COLLOQUIUM | Prof. Michael Ewing-Chow: "A Theory of ASEAN Integration" (27 April 2012, 11h - 12.30h, room 1021)
This colloquium will be presented by Michael Ewing-Chow, Associate Professor and WTO Chair in the Faculty of Law at the National University of Singapore.
The following questions are proposed to be discussed:
1. Is ASEAN really about Integration?
2. Is ASEAN really about ASEAN or can we understand it as part of a larger Asian phenomenon?
3. What then is the Theory of ASEAN Integration?
From the time of its establishment in 1967 under the Bangkok Declaration, the Association of Southeast Asian Nations (ASEAN) has relied more on diplomacy rather than law. Political relations within the region were managed by consultation and consensus and declaratory statements, while treaties denoting binding legal obligations – particularly with effective dispute settlement mechanisms – were few. The founders of ASEAN responded to the existing regional distrust created by some prior military confrontations by focusing on confidence building activities rather any concrete integration efforts. The discourse of ASEAN at that time, in contrast to the European experience, may in hindsight be said to be marked by the absence of any grand ambition or deep theory.

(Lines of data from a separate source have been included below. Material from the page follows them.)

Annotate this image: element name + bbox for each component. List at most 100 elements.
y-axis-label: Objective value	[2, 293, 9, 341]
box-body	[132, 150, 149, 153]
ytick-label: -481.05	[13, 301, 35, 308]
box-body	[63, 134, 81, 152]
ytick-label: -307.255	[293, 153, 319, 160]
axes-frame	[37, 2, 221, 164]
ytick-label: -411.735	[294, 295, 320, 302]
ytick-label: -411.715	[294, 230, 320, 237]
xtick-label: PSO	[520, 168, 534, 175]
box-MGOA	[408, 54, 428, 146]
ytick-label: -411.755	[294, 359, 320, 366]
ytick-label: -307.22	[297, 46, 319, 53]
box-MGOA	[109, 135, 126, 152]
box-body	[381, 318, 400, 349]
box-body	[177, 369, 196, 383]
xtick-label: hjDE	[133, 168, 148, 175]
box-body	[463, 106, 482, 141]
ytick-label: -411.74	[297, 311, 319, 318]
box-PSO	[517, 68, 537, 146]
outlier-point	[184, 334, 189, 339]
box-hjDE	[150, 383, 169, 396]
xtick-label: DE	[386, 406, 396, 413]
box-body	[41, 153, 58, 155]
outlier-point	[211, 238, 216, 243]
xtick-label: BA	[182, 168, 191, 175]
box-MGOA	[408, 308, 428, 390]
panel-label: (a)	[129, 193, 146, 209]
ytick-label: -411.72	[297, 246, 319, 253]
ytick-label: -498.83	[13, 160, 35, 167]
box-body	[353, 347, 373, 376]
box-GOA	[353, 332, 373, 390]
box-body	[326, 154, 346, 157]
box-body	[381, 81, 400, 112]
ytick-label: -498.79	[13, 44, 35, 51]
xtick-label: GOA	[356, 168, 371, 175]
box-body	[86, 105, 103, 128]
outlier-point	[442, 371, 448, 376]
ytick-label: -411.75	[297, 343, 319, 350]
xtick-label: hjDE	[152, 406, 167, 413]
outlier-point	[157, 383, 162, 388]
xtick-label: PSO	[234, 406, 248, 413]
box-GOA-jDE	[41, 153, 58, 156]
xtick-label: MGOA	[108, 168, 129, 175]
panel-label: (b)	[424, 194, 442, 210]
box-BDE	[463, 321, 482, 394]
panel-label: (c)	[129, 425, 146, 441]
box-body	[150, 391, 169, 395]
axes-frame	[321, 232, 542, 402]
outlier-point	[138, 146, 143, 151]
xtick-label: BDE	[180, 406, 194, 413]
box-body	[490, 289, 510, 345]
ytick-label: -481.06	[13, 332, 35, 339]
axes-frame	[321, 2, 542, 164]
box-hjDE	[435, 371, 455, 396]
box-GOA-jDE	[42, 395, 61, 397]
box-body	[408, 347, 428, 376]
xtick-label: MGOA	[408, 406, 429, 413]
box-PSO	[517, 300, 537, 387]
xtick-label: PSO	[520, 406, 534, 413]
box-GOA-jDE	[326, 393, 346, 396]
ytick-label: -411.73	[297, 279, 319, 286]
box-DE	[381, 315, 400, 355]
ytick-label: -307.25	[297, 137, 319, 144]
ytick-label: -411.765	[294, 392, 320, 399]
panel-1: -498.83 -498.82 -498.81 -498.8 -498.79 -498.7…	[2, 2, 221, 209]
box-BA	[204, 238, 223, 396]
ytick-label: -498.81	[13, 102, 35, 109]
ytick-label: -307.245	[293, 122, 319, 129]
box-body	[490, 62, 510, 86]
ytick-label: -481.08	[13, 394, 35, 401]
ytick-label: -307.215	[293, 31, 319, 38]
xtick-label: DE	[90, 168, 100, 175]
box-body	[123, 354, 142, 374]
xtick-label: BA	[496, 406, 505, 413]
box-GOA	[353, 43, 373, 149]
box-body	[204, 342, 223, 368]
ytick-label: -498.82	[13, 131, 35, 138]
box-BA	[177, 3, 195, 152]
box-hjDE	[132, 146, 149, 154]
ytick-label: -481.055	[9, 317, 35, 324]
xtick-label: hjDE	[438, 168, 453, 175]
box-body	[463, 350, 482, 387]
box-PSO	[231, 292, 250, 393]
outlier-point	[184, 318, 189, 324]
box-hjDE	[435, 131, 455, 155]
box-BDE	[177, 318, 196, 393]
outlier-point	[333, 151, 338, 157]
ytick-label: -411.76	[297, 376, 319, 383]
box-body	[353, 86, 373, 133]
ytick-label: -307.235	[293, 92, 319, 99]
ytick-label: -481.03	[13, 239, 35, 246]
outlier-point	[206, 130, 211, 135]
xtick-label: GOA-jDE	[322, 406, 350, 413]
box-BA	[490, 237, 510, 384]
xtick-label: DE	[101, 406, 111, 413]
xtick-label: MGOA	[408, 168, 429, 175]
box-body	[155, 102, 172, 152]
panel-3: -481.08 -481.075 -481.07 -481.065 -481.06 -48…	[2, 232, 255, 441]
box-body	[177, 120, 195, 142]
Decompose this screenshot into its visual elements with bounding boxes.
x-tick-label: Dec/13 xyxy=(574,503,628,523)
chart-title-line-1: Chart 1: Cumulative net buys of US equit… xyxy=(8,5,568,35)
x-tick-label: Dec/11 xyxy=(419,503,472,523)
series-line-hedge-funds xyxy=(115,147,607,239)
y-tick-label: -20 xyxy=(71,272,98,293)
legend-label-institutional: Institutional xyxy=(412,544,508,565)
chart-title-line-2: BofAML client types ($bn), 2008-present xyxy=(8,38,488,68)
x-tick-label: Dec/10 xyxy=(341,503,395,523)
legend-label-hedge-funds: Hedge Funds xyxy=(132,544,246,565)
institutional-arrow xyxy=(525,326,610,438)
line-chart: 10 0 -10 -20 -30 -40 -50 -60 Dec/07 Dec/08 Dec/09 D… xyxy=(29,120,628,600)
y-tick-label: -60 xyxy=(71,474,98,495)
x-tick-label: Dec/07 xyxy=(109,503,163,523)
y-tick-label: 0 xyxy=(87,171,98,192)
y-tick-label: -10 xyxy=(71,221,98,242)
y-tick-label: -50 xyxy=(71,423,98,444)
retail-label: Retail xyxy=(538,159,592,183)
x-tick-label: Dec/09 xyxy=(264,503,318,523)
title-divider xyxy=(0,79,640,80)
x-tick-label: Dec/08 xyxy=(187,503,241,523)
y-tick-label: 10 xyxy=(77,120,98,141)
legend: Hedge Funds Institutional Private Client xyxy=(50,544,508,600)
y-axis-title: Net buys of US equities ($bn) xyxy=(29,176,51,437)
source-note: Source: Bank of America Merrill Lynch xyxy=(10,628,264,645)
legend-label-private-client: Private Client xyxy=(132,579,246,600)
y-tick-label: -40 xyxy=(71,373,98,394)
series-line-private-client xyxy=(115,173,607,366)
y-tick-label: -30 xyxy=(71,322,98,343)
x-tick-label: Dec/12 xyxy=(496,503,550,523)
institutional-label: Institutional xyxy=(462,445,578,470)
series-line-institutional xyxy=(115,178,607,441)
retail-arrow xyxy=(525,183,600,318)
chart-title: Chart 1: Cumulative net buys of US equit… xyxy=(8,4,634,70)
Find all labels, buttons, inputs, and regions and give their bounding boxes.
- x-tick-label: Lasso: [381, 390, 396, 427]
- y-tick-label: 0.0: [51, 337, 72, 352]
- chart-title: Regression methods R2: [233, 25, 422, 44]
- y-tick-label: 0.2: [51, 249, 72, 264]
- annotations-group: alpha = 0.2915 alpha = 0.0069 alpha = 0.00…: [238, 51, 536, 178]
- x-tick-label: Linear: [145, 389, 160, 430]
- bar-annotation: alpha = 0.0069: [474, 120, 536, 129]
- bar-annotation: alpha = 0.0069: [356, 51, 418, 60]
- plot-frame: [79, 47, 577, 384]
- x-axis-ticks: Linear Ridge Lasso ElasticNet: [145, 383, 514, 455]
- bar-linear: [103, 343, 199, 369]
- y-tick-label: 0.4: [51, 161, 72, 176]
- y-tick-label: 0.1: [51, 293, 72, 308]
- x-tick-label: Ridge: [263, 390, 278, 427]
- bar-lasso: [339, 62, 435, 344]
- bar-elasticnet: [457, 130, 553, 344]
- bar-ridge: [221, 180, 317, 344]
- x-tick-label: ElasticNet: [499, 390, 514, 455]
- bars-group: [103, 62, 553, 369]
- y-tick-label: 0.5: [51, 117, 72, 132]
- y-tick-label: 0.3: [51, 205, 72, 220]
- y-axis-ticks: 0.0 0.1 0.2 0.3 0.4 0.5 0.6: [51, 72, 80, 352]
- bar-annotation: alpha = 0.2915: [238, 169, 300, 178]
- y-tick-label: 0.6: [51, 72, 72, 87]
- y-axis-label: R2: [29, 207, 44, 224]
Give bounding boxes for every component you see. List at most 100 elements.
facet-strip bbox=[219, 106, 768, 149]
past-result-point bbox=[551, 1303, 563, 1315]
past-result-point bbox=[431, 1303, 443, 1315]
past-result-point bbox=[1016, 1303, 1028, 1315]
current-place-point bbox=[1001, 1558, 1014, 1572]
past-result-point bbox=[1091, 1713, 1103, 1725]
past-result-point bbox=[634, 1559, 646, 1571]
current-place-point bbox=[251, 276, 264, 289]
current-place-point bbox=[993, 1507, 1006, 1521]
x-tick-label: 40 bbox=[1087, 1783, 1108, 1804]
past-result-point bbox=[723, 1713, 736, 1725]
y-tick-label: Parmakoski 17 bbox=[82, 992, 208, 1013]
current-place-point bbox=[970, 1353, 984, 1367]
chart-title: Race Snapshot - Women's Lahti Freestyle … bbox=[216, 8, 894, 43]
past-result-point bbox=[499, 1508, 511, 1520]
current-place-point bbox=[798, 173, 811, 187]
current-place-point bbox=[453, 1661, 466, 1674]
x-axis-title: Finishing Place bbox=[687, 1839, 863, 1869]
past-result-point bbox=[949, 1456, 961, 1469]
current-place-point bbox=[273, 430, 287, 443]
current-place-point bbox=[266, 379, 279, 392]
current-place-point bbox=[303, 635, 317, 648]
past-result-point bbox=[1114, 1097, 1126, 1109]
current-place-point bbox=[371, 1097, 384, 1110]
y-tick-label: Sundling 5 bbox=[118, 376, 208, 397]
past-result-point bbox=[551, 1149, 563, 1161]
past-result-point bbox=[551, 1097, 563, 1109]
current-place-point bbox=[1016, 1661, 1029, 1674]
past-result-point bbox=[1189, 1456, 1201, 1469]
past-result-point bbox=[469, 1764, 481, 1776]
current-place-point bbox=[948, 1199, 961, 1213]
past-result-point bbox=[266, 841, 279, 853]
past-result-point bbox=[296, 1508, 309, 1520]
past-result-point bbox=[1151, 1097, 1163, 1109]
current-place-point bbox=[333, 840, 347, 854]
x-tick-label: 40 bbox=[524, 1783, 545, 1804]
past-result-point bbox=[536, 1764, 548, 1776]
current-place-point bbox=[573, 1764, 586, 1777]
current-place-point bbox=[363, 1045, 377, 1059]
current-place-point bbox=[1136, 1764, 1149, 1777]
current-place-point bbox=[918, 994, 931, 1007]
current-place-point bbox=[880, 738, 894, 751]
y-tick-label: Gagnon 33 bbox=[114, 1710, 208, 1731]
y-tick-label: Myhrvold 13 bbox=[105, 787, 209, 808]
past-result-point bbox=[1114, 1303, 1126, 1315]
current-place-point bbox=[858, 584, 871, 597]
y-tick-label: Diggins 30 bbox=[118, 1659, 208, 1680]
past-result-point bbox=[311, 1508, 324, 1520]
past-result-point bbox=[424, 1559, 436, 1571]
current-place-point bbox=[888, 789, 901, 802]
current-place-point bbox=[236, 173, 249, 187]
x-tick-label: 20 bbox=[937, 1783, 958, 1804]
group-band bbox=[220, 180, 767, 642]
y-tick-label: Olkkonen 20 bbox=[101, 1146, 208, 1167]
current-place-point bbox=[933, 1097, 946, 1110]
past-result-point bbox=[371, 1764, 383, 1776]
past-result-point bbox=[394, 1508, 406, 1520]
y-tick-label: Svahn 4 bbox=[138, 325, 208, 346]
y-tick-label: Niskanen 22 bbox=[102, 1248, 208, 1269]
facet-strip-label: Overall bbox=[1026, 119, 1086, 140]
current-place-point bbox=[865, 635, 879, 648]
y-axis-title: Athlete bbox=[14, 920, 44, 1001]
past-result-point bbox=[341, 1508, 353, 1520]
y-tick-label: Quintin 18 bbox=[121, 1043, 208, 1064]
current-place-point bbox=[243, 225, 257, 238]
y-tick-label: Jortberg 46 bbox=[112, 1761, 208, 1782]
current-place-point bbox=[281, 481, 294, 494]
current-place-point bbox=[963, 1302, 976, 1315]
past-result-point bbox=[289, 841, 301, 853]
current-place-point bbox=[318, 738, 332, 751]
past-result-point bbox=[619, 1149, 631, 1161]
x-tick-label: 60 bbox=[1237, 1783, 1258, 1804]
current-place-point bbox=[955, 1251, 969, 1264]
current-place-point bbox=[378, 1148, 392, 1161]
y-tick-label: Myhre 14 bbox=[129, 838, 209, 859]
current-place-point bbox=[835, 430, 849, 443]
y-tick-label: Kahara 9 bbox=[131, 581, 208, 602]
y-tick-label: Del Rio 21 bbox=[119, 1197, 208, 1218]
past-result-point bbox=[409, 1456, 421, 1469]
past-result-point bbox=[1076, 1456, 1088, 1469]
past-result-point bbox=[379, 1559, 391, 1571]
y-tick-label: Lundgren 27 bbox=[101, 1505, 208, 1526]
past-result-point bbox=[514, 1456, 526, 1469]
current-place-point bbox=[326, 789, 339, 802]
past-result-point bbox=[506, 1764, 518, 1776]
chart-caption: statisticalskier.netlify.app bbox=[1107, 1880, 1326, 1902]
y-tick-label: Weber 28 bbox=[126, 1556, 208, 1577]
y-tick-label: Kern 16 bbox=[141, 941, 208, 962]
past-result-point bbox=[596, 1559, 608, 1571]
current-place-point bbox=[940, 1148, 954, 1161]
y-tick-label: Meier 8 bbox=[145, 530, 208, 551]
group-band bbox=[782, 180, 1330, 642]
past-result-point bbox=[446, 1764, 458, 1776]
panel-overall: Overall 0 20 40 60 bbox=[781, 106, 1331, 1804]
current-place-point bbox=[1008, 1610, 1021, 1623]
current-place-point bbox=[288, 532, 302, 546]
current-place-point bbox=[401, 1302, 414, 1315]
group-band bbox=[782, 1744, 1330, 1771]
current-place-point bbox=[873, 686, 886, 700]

However, upon the 40th anniversary of this regional organisation in 2007, the 10 ASEAN member states signed the ASEAN Charter stating that: “We, the Peoples of the Member States of the Association of South East Asian Nations … [h]ereby decide to establish, through this Charter, the legal and institutional framework for ASEAN.” For the first time in its history of over four decades, the Legal and the Institutional were brought to the forefront of ASEAN discourse. There is now a clearly expressed intention to work towards further integration and a self-understanding that legal and institutional structures will have to be developed to support the integration efforts.
Nevertheless, there remains a perhaps Asian reticence to express a vision similar in semiotic value to the Schuman Declaration in Europe. Instead, Blueprints for each of the three ASEAN Communities – the Political-Security Community, Economic Community and Socio-Cultural Community – have been formulated and adopted as well as numerous new treaties and protocols often with detailed technical obligations and dispute settlement procedures.